Anti-Discrimination Laws

Robert Snower (rs219@IDIR.NET)
Sun, 30 Jun 1996 23:05:59 -0500

At 08:20 PM 6/29/96 -0700, Mike Shupp wrote:

>. . . brought William F.Buckley, Jr. to mind-- not a usual occurrence on
ANTHRO-L. >Anyhow, Buckey's comment was that conservatives had opposed the
initial 1964 civil >rights act on the grounds that it would not work-- that
it was an intolerable violation >of personal liberty for the federal
government to strike down racial discrimination in >stores and lunch
counters and motels, etc. and that people would resist to the bitter >end.
In point of fact, conservatives had been wrong, and the 1964 act had worked
>rather well.
>
>One can quibble about "rather well." I note that on the surface
antidiscrimination >seems to run parallel to anti-abortion and anti-liquor
sentiment, but the outcomes >were different.
------------------------------------------------------
This post points up very clearly a logical conflict that needs resolving.
How can one remain logically consistent, and use the
violation-of-personal-liberty argument to oppose anti-abortion laws, to
oppose anti-liquor laws, to oppose anti-free speech laws, etc., then at the
same time deny its use to oppose anti-discrimination laws?

We talked about democracy being based on the expression of political
personal (self-) interest, and the free market being based on the expression
of economic self-interest.
Consider economics first: the perfect efficiency of the free market is
destroyed by monopoly, for two reasons. When the source of supply is
without competition, the individual self-interest of consumer-choice can no
longer operate because there is nothing to choose between. Quality of
product goes down, the price of it goes up. The consumer is victimized. In
the first half of the twentieth century the realizion that monopoly
victimizes the consumer generated our anti-trust legislation. Less
recognized, to my knowledge, is that monopoly also victimizes labor: the
monopoly can set wages arbitrarily low in the absence of competitive demand
for the same skills.

The operation of the free market requires anti-trust laws. In order to
guarantee the operation of economic self-interest, the one category of
economic self-interest we must outlaw is that which makes the operation of
economic self-interest impossible.

We can say something similar of the anti-discrimination laws, as far as
economics is concerned. Hiring, firing, and paying wages in any interest
which is not an economic interest is equivalent to an uneconomic
determination of wages, impairing the efficiency of the free market. Thus,
ethnic and gender preferences must be suppressed. Otherwise economic
victimization in terms of wages results. A recent post claimed that
capitalism exploits labor. Closer to the truth, the lack of (departure
from) capitalism, exploits labor.

Now for politics. The one political interest which renders the operation of
individual self-interest impossible is a group interest to which an
alternative individual interest is subordinated. Whether it is ethnic
interest, or gender interest, when this interest is given priority over an
alternative individual interest, then the democracy of diversity is
imperiled. Individual differences of interest lose out to ethnic or gender
based divisions. Democracy, the world over, is unable to cope with such
divisions. (A political party is not a group interest to which an
alternative self-interest is subordinated; it is a group of individuals with
the same--a common thread of--individual self-interest.)

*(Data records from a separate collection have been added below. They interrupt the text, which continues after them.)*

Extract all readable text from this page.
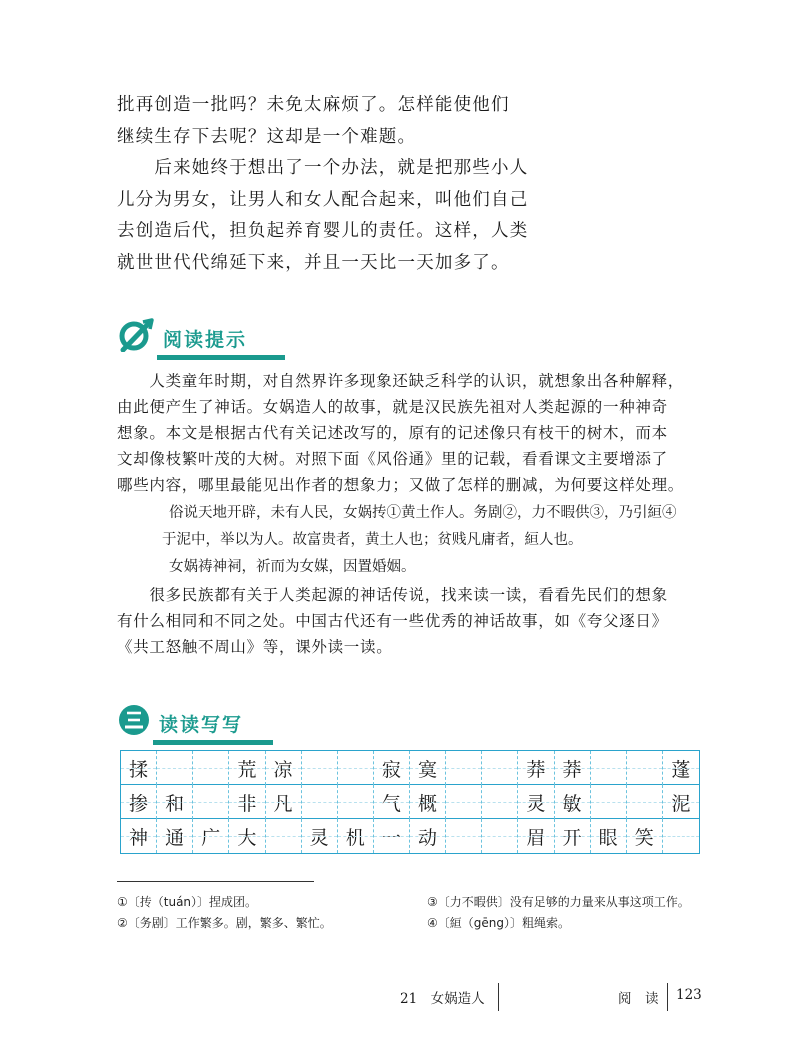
批再创造一批吗？未免太麻烦了。怎样能使他们

继续生存下去呢？这却是一个难题。

　　后来她终于想出了一个办法，就是把那些小人

儿分为男女，让男人和女人配合起来，叫他们自己

去创造后代，担负起养育婴儿的责任。这样，人类

就世世代代绵延下来，并且一天比一天加多了。

阅读提示

　　人类童年时期，对自然界许多现象还缺乏科学的认识，就想象出各种解释，

由此便产生了神话。女娲造人的故事，就是汉民族先祖对人类起源的一种神奇

想象。本文是根据古代有关记述改写的，原有的记述像只有枝干的树木，而本

文却像枝繁叶茂的大树。对照下面《风俗通》里的记载，看看课文主要增添了

哪些内容，哪里最能见出作者的想象力；又做了怎样的删减，为何要这样处理。

　　俗说天地开辟，未有人民，女娲抟①黄土作人。务剧②，力不暇供③，乃引絙④

于泥中，举以为人。故富贵者，黄土人也；贫贱凡庸者，絙人也。

　　女娲祷神祠，祈而为女媒，因置婚姻。

　　很多民族都有关于人类起源的神话传说，找来读一读，看看先民们的想象

有什么相同和不同之处。中国古代还有一些优秀的神话故事，如《夸父逐日》

《共工怒触不周山》等，课外读一读。

读读写写
揉	荒 凉	寂 寞	莽 莽	蓬
掺 和	非 凡	气 概	灵 敏	泥
神 通 广 大	灵 机 一 动	眉 开 眼 笑
①〔抟（tuán）〕捏成团。
②〔务剧〕工作繁多。剧，繁多、繁忙。
③〔力不暇供〕没有足够的力量来从事这项工作。
④〔絙（gēng）〕粗绳索。
21　女娲造人	阅　读 123
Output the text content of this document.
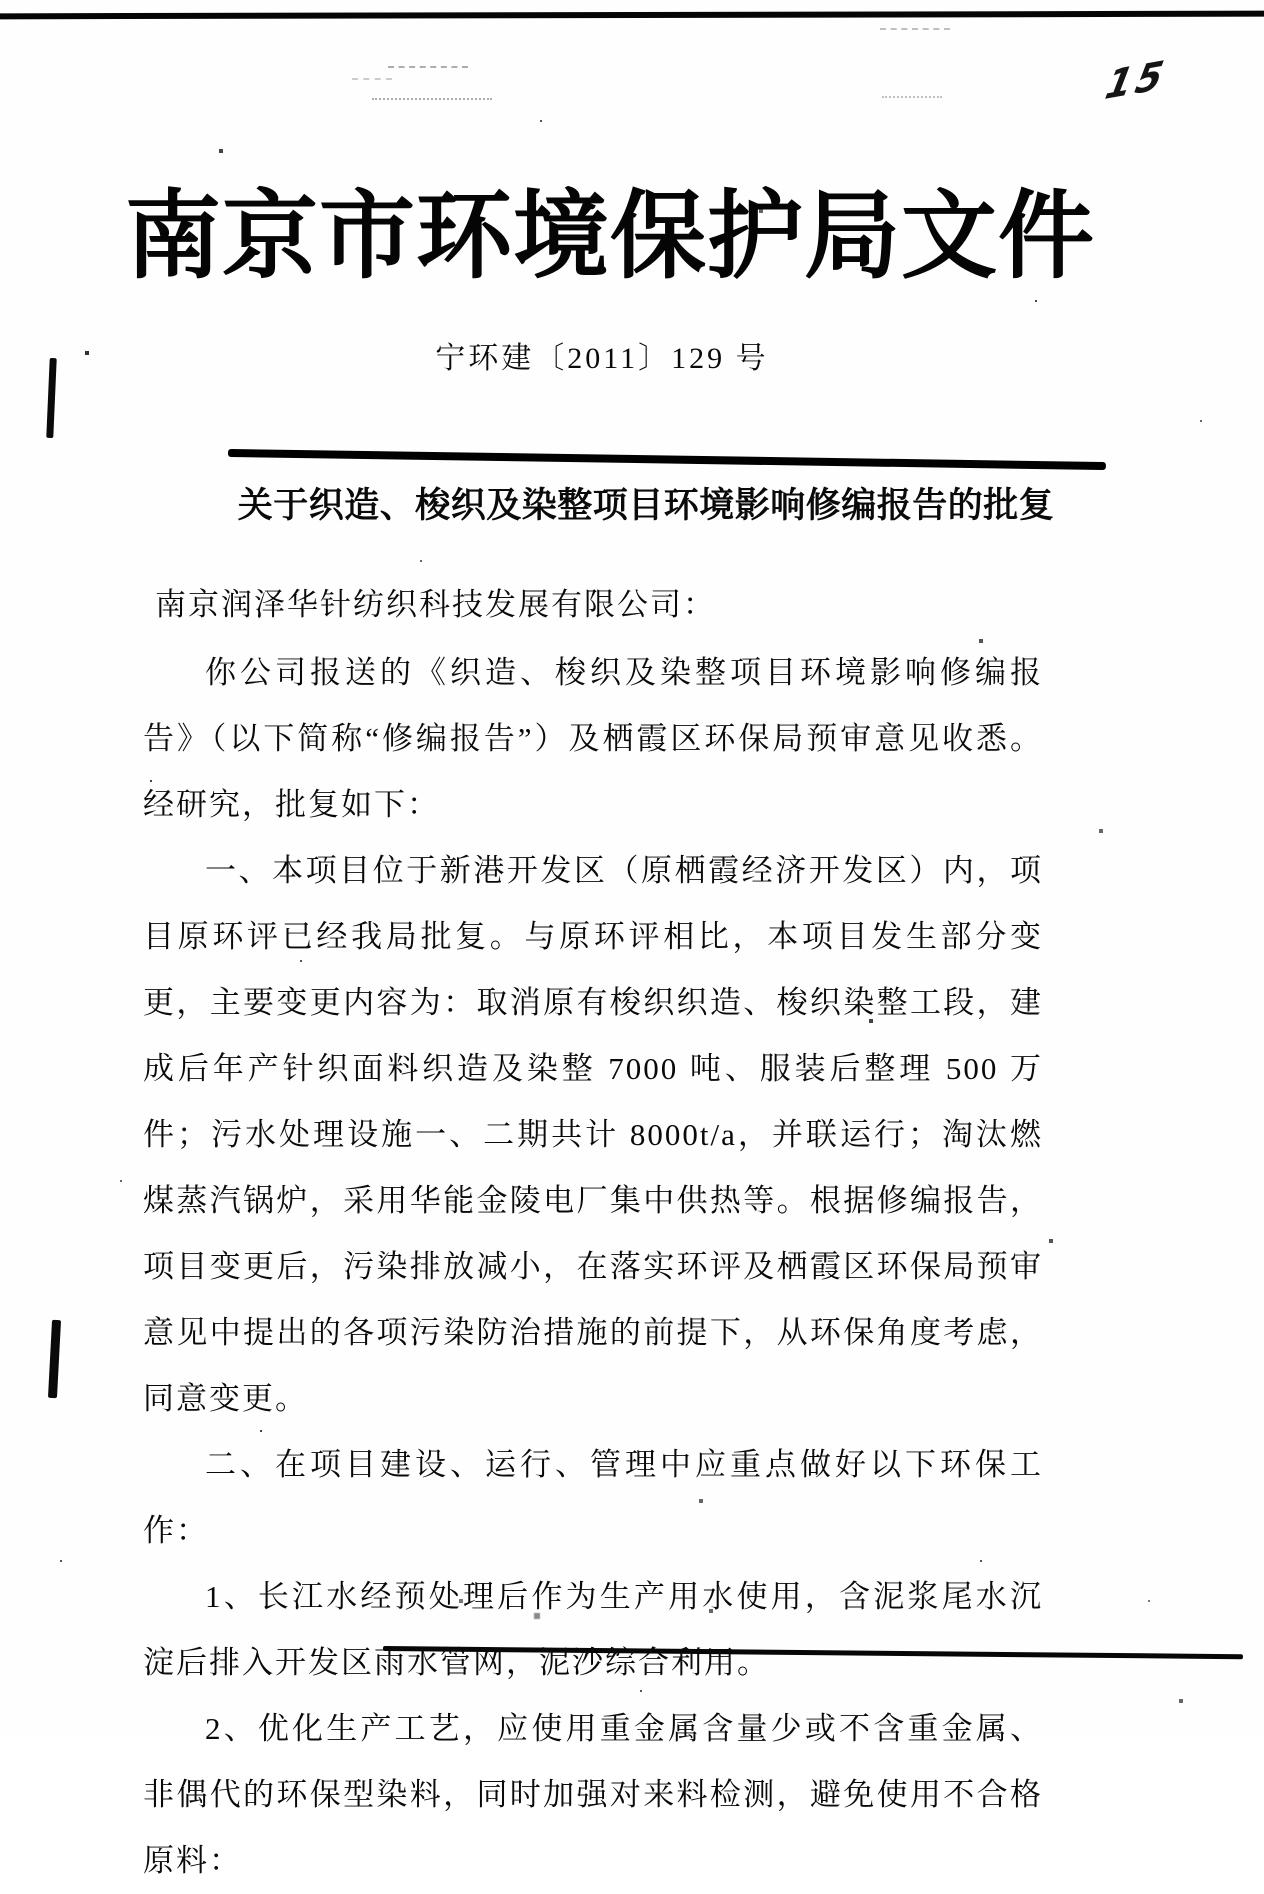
15
南京市环境保护局文件
宁环建〔2011〕129 号
关于织造、梭织及染整项目环境影响修编报告的批复
南京润泽华针纺织科技发展有限公司：

你公司报送的《织造、梭织及染整项目环境影响修编报告》（以下简称“修编报告”）及栖霞区环保局预审意见收悉。经研究，批复如下：

一、本项目位于新港开发区（原栖霞经济开发区）内，项目原环评已经我局批复。与原环评相比，本项目发生部分变更，主要变更内容为：取消原有梭织织造、梭织染整工段，建成后年产针织面料织造及染整 7000 吨、服装后整理 500 万件；污水处理设施一、二期共计 8000t/a，并联运行；淘汰燃煤蒸汽锅炉，采用华能金陵电厂集中供热等。根据修编报告，项目变更后，污染排放减小，在落实环评及栖霞区环保局预审意见中提出的各项污染防治措施的前提下，从环保角度考虑，同意变更。

二、在项目建设、运行、管理中应重点做好以下环保工作：

1、长江水经预处理后作为生产用水使用，含泥浆尾水沉淀后排入开发区雨水管网，泥沙综合利用。

2、优化生产工艺，应使用重金属含量少或不含重金属、非偶代的环保型染料，同时加强对来料检测，避免使用不合格原料：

Thus, the one category of personal choice we must discourage in a successful
democracy of diversity is that which destroys the operation of personal
choice. Ethnic or gender based choices come under this category. This is
the logical basis for anti-discrimination laws which, on the superficial
level, violate the principle of individual choice. The stronger, the
better. Discrimination bears the same kind of threat to a workable
democracy that monopoly bears to an efficient market.